A Small Capability Probe for Agentic Engineering

My plan for testing what agents can actually do, instead of writing another setup tour.

I want this site to start with experiments, not opinions. The shape I am interested in is small and repeatable: give a model or coding agent a task that looks simple to humans, measure exactly where it succeeds, and write down the surprising part.

The first probe I am considering is:

Pick a task with a crisp pass/fail outcome.
Run it across a few models or agent workflows.
Keep the prompt, environment, and scoring public.
Publish the failure cases, not just the best run.

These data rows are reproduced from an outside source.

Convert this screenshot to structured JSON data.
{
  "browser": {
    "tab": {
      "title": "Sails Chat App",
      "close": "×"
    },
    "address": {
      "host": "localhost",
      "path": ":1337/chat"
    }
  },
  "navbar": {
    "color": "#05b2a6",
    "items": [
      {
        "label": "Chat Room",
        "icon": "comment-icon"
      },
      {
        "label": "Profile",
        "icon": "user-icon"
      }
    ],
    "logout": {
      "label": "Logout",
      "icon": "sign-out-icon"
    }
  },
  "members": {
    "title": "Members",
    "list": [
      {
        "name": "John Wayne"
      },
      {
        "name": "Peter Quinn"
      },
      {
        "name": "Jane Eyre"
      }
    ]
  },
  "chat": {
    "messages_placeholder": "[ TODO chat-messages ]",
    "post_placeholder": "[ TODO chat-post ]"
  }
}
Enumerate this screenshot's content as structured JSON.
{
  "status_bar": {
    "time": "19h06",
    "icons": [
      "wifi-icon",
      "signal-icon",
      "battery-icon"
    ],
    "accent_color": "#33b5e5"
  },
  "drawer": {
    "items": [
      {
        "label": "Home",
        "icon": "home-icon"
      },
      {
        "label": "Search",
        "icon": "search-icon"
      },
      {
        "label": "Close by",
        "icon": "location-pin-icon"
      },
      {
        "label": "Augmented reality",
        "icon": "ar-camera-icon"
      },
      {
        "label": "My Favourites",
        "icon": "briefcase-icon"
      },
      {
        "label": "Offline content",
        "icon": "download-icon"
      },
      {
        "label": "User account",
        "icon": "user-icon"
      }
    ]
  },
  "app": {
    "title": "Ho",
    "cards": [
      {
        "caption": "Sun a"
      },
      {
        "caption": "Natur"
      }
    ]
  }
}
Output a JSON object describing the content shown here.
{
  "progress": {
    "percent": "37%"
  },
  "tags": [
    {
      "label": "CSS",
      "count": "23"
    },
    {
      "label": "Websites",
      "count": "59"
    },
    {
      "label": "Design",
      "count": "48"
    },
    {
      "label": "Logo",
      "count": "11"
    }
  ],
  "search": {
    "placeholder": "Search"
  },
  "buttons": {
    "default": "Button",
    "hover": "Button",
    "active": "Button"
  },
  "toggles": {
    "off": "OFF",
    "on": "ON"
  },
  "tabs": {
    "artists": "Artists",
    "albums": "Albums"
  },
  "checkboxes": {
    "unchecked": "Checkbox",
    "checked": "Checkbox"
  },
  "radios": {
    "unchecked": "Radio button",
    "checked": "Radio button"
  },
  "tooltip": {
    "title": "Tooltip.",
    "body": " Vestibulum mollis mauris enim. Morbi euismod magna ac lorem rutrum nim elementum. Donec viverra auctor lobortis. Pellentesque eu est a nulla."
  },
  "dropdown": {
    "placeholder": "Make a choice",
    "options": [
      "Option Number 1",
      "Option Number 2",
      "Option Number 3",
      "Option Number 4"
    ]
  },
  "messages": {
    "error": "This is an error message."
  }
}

The goal is not to build a grand benchmark. The goal is to create one useful measurement that other engineers can argue with, rerun, or extend.

Candidate Tasks

Can an agent make a targeted multi-file refactor while preserving public behavior?
Can a model infer a hidden rule from examples, then generate adversarial examples that break its own solution?
Can an agent repair a spreadsheet model after only reading user-facing symptoms?
Can an LLM write a deterministic parser for a tiny spec it has never seen before?

What I Want to Learn

I care less about whether a single model “wins” and more about the texture of the failure. Did the agent misunderstand the goal, lose track of constraints, overfit to examples, or make a tool-use mistake? Those details are where the useful engineering lessons are.

This post is currently a working note. The finished version should include a runnable repo, raw logs, a small visualization, and a clear conclusion. That is the bar I want for the site: fewer generic takes, more concrete evidence.